Comment est le Pinocchio de Pommerat? À cette question, je serais tenté d’écrire: noir, très noir. Tant pas sa mise en scène, que par le sujet abordé, nous sommes loin des images édulcorées que tout un chacun a en sa mémoire d’un Pinocchio sorti d’une célèbre firme américaine. Ce conte vieux de 127 ans de Collodi nous projette dans ce que l’on peut appeler le parcours initiatique de cette marionnette devenu enfant.

Joël Pommerat prend appui sur ce récit pour expliquer aux enfants – car n’oublions pas qu’il s’agit d’un spectacle jeune public – la difficulté de devenir un être bon. Sa réécriture fait de notre Pinocchio un enfant contemporain, avec ses propres codes, son propre langage, dénonçant les travers de notre société. Et ils sont nombreux. Invités par une sorte de Monsieur Loyal, issu des cabarets, nous sommes entraînés dans ce récit à une vitesse folle.
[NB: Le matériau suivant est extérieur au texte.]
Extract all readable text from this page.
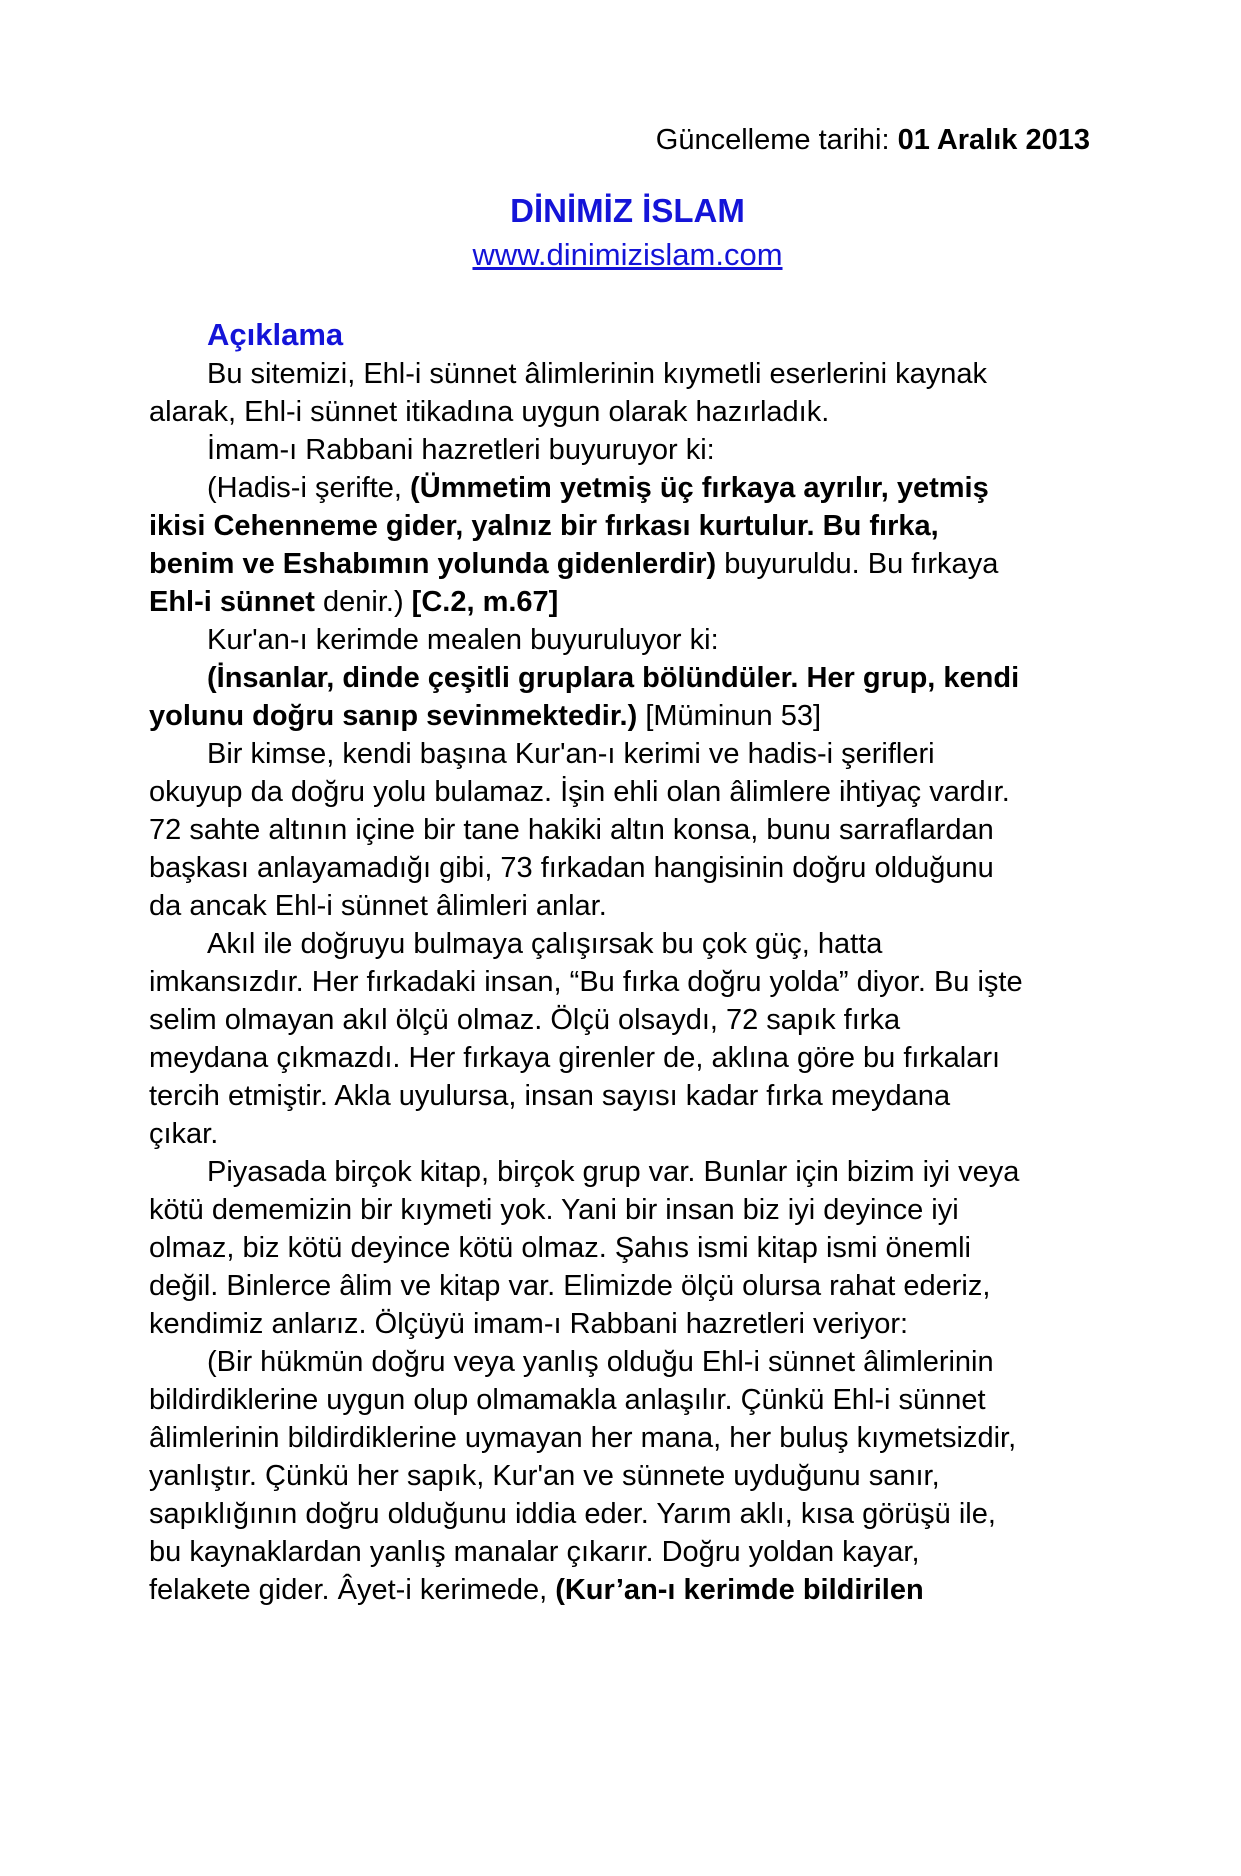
Güncelleme tarihi: 01 Aralık 2013
DİNİMİZ İSLAM
www.dinimizislam.com
Açıklama
Bu sitemizi, Ehl-i sünnet âlimlerinin kıymetli eserlerini kaynak
alarak, Ehl-i sünnet itikadına uygun olarak hazırladık.
İmam-ı Rabbani hazretleri buyuruyor ki:
(Hadis-i şerifte, (Ümmetim yetmiş üç fırkaya ayrılır, yetmiş
ikisi Cehenneme gider, yalnız bir fırkası kurtulur. Bu fırka,
benim ve Eshabımın yolunda gidenlerdir) buyuruldu. Bu fırkaya
Ehl-i sünnet denir.) [C.2, m.67]
Kur'an-ı kerimde mealen buyuruluyor ki:
(İnsanlar, dinde çeşitli gruplara bölündüler. Her grup, kendi
yolunu doğru sanıp sevinmektedir.) [Müminun 53]
Bir kimse, kendi başına Kur'an-ı kerimi ve hadis-i şerifleri
okuyup da doğru yolu bulamaz. İşin ehli olan âlimlere ihtiyaç vardır.
72 sahte altının içine bir tane hakiki altın konsa, bunu sarraflardan
başkası anlayamadığı gibi, 73 fırkadan hangisinin doğru olduğunu
da ancak Ehl-i sünnet âlimleri anlar.
Akıl ile doğruyu bulmaya çalışırsak bu çok güç, hatta
imkansızdır. Her fırkadaki insan, “Bu fırka doğru yolda” diyor. Bu işte
selim olmayan akıl ölçü olmaz. Ölçü olsaydı, 72 sapık fırka
meydana çıkmazdı. Her fırkaya girenler de, aklına göre bu fırkaları
tercih etmiştir. Akla uyulursa, insan sayısı kadar fırka meydana
çıkar.
Piyasada birçok kitap, birçok grup var. Bunlar için bizim iyi veya
kötü dememizin bir kıymeti yok. Yani bir insan biz iyi deyince iyi
olmaz, biz kötü deyince kötü olmaz. Şahıs ismi kitap ismi önemli
değil. Binlerce âlim ve kitap var. Elimizde ölçü olursa rahat ederiz,
kendimiz anlarız. Ölçüyü imam-ı Rabbani hazretleri veriyor:
(Bir hükmün doğru veya yanlış olduğu Ehl-i sünnet âlimlerinin
bildirdiklerine uygun olup olmamakla anlaşılır. Çünkü Ehl-i sünnet
âlimlerinin bildirdiklerine uymayan her mana, her buluş kıymetsizdir,
yanlıştır. Çünkü her sapık, Kur'an ve sünnete uyduğunu sanır,
sapıklığının doğru olduğunu iddia eder. Yarım aklı, kısa görüşü ile,
bu kaynaklardan yanlış manalar çıkarır. Doğru yoldan kayar,
felakete gider. Âyet-i kerimede, (Kur’an-ı kerimde bildirilen
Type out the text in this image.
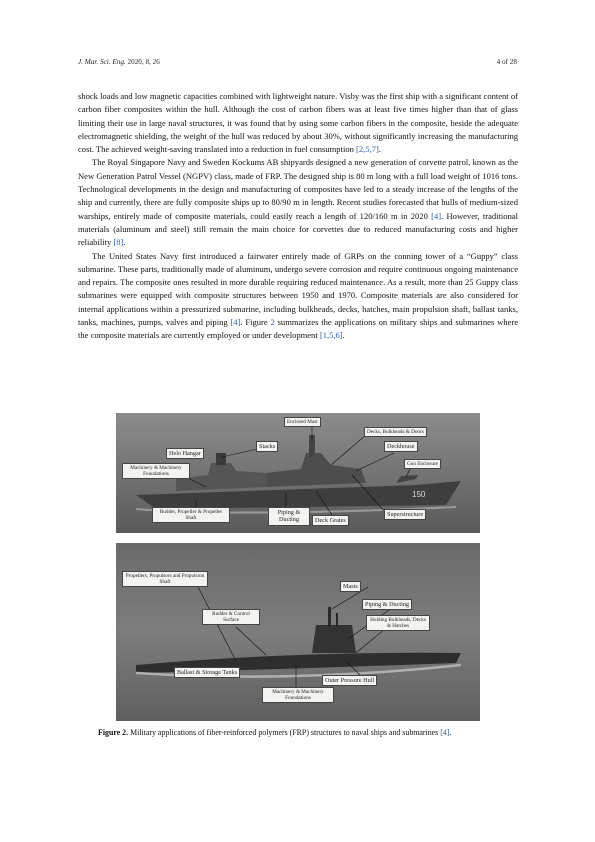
J. Mar. Sci. Eng. 2020, 8, 26	4 of 28

shock loads and low magnetic capacities combined with lightweight nature. Visby was the first ship with a significant content of carbon fiber composites within the hull. Although the cost of carbon fibers was at least five times higher than that of glass limiting their use in large naval structures, it was found that by using some carbon fibers in the composite, beside the adequate electromagnetic shielding, the weight of the hull was reduced by about 30%, without significantly increasing the manufacturing cost. The achieved weight-saving translated into a reduction in fuel consumption [2,5,7].

The Royal Singapore Navy and Sweden Kockums AB shipyards designed a new generation of corvette patrol, known as the New Generation Patrol Vessel (NGPV) class, made of FRP. The designed ship is 80 m long with a full load weight of 1016 tons. Technological developments in the design and manufacturing of composites have led to a steady increase of the lengths of the ship and currently, there are fully composite ships up to 80/90 m in length. Recent studies forecasted that hulls of medium-sized warships, entirely made of composite materials, could easily reach a length of 120/160 m in 2020 [4]. However, traditional materials (aluminum and steel) still remain the main choice for corvettes due to reduced manufacturing costs and higher reliability [8].

The United States Navy first introduced a fairwater entirely made of GRPs on the conning tower of a “Guppy” class submarine. These parts, traditionally made of aluminum, undergo severe corrosion and require continuous ongoing maintenance and repairs. The composite ones resulted in more durable requiring reduced maintenance. As a result, more than 25 Guppy class submarines were equipped with composite structures between 1950 and 1970. Composite materials are also considered for internal applications within a pressurized submarine, including bulkheads, decks, hatches, main propulsion shaft, ballast tanks, tanks, machines, pumps, valves and piping [4]. Figure 2 summarizes the applications on military ships and submarines where the composite materials are currently employed or under development [1,5,6].

150
Enclosed Mast
Decks, Bulkheads & Doors
Helo Hangar
Stacks	Deckhouse
Machinery & Machinery Foundations
Gun Enclosure
Rudder, Propeller & Propeller Shaft
Piping & Ducting	Deck Grates
Superstructure
Propellers, Propulsors and Propulsion Shaft
Masts
Rudder & Control Surface
Piping & Ducting
Holding Bulkheads, Decks & Hatches
Ballast & Storage Tanks
Outer Pressure Hull
Machinery & Machinery Foundations
Figure 2. Military applications of fiber-reinforced polymers (FRP) structures to naval ships and submarines [4].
C’est par une succession de tableaux et de noirs que Pommerat décide de nous dévoiler sa vision de notre monde et la difficulté de garder le cap pour être une personne respectable et respectée. La solitude qui ronge l’être (Gepetto se construit un fils pour ne plus être seul), la pauvreté (Gepetto qui ne peut lui offrir à manger), la banalisation du langage violent (un Pinocchio que l’on aimerait corriger tant les paroles envers son père sont blessantes), la société de l’image (que peut-on penser de moi si je n’ai rien de neuf), le sexe (les enfants sont confrontés au monde sexuel quotidiennement : dans la rue par les devantures des presses, à la télévision, sur internet), la naïveté des enfants face aux adultes (« viens, suis-moi, je t’emmène dans un lieu où tu joueras tout le temps »), la course à l’argent, l’oisiveté et les loisirs pour ne pas penser et réfléchir, le rejet des racines familiales pour briller en société (“je ne suis pas pauvre“), le racisme (combattre l’autre pour sauver une identité), la justice punitive à l’excès et l’imbécillité de l’humain. L’ensemble de ces tableaux compose le monde capitaliste et égoïste dans lequel nous vivons.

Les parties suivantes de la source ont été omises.